We, who are surrounded by books and magazines and newspapers, and who are familiar with printed Bibles, hear “word,” and we immediately think of the written word. That would not have been true in Jesus’ time. Almost 1,500 years before the invention of the printing press, the Scriptures would have been on handwritten scrolls. Only the largest and wealthiest synagogues of the time would have had scrolls for all of what we call the Old Testament. They probably had the Torah (or Pentateuch) only. Also, very few of the people, including most of the rabbis, were able to read and write. This was the job of the scribes, whom we hear about in the Gospels.
As a result, when people of Jesus’ time heard “word,” they thought, not of the written word, but of the spoken word. In the first chapter of the Book of Genesis, we hear that God “said,” “Let there be light, and there was light.” On each of the six days, God spoke his Word, and creation was born. The word, then, is a powerful, life-giving word.
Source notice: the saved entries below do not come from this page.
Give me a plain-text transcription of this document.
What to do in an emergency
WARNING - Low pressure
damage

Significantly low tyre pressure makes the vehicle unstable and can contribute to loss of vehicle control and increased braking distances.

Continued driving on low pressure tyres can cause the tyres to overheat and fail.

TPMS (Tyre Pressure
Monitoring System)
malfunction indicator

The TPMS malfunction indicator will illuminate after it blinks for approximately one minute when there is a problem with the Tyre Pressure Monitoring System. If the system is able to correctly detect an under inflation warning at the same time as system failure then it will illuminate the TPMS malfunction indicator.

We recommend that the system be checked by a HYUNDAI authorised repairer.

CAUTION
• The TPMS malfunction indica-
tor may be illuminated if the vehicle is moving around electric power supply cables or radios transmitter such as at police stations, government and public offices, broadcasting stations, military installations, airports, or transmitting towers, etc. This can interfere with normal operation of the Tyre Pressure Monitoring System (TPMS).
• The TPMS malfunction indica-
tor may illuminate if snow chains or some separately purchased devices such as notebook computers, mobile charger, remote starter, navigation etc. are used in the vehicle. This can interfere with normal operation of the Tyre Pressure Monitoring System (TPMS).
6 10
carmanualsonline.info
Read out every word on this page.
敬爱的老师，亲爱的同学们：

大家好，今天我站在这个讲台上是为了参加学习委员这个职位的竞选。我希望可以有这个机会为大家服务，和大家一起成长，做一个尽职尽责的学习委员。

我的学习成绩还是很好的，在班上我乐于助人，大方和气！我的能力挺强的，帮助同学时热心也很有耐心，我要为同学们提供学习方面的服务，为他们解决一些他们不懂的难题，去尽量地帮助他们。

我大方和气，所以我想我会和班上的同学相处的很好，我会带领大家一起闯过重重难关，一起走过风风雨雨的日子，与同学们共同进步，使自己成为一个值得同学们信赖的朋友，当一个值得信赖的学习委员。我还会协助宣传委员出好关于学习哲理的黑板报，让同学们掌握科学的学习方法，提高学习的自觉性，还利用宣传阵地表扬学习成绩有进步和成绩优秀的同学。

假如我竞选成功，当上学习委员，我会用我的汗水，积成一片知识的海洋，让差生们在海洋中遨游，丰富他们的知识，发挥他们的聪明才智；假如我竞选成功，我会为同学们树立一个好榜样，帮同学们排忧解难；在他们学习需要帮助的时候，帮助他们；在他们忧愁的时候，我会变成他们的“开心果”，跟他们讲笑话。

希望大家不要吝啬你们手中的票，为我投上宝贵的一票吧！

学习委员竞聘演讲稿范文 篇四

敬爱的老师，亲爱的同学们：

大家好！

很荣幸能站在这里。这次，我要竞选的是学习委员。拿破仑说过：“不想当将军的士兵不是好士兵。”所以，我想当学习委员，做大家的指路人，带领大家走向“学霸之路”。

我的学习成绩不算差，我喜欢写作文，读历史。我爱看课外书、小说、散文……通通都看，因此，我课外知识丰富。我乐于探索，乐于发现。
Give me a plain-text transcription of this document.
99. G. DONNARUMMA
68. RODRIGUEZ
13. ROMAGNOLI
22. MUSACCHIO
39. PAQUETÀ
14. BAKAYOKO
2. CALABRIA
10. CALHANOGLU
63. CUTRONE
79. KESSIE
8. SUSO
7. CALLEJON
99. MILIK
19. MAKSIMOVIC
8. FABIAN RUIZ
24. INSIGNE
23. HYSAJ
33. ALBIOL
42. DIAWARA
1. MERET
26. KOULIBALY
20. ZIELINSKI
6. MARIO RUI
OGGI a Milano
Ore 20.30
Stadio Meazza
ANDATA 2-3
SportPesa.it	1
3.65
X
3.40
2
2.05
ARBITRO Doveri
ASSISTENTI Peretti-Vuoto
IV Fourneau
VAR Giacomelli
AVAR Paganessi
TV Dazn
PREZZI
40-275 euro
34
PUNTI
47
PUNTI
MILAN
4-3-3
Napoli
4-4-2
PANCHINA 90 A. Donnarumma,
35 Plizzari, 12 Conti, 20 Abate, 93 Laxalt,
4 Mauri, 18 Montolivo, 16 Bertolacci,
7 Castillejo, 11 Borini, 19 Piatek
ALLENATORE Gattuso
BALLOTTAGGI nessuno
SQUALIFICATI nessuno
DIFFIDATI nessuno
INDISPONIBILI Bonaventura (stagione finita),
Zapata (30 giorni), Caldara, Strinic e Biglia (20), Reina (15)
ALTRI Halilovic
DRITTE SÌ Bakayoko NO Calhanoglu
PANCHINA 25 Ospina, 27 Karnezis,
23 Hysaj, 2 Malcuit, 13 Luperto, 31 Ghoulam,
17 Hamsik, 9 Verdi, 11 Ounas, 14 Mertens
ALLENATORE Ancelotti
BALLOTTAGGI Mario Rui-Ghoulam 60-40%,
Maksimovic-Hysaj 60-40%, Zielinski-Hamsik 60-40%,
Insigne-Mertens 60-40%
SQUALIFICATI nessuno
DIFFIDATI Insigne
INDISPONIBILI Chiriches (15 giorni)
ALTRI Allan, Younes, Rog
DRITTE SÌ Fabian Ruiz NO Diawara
God’s Word was the Big Bang that we hear about today.
The Prologue to the Gospel of John tells us, “In the beginning was the Word, and the Word was with God, and the Word was God…. The Word took flesh and dwelt among us.” The living, creative and powerful Word spoken by God is the Second Person of the Blessed Trinity, who became one of us in the person of Jesus Christ.
When the Church speaks of the Word, then, this is what she means. Not a written word on the page that simply conveys certain information, but the living, creative, powerful Word of God, who is God. When we read or listen to the Scriptures, it is this Word that we receive, and if we allow it to, it will completely transform us by its power. This is why the Church encourages us to read the Bible regularly, and I, as your pastor, will be addressing this topic over and over.
Every one of you should have a Bible. I do not believe in family Bibles. A Bible is like a toothbrush. It is too personal an item to be shared with others. Family Bibles are often very beautiful, and perhaps serve to keep important family information. But they are almost never read. If you have a Bible for more than five years and it is not ready to fall apart, it is doing you absolutely no good. Read your Bible!!!!
Where to begin? If you are just beginning your efforts at reading the Bible, I suggest that you start with one of the four Gospels. We are reading from the Gospel of Matthew on Sunday throughout this year, so that is a good place to begin. Don’t try to read it all at once. Read, perhaps a chapter a day, or even a few verses. Read, reread, and reflect on what you have read. Do not worry if you do not understand everything. That is okay. Hopefully, you will be doing this for the rest of your lives.
Put you Bible where you will read it. On your nightstand, for instance. Or, a bit more intimately, in the bathroom.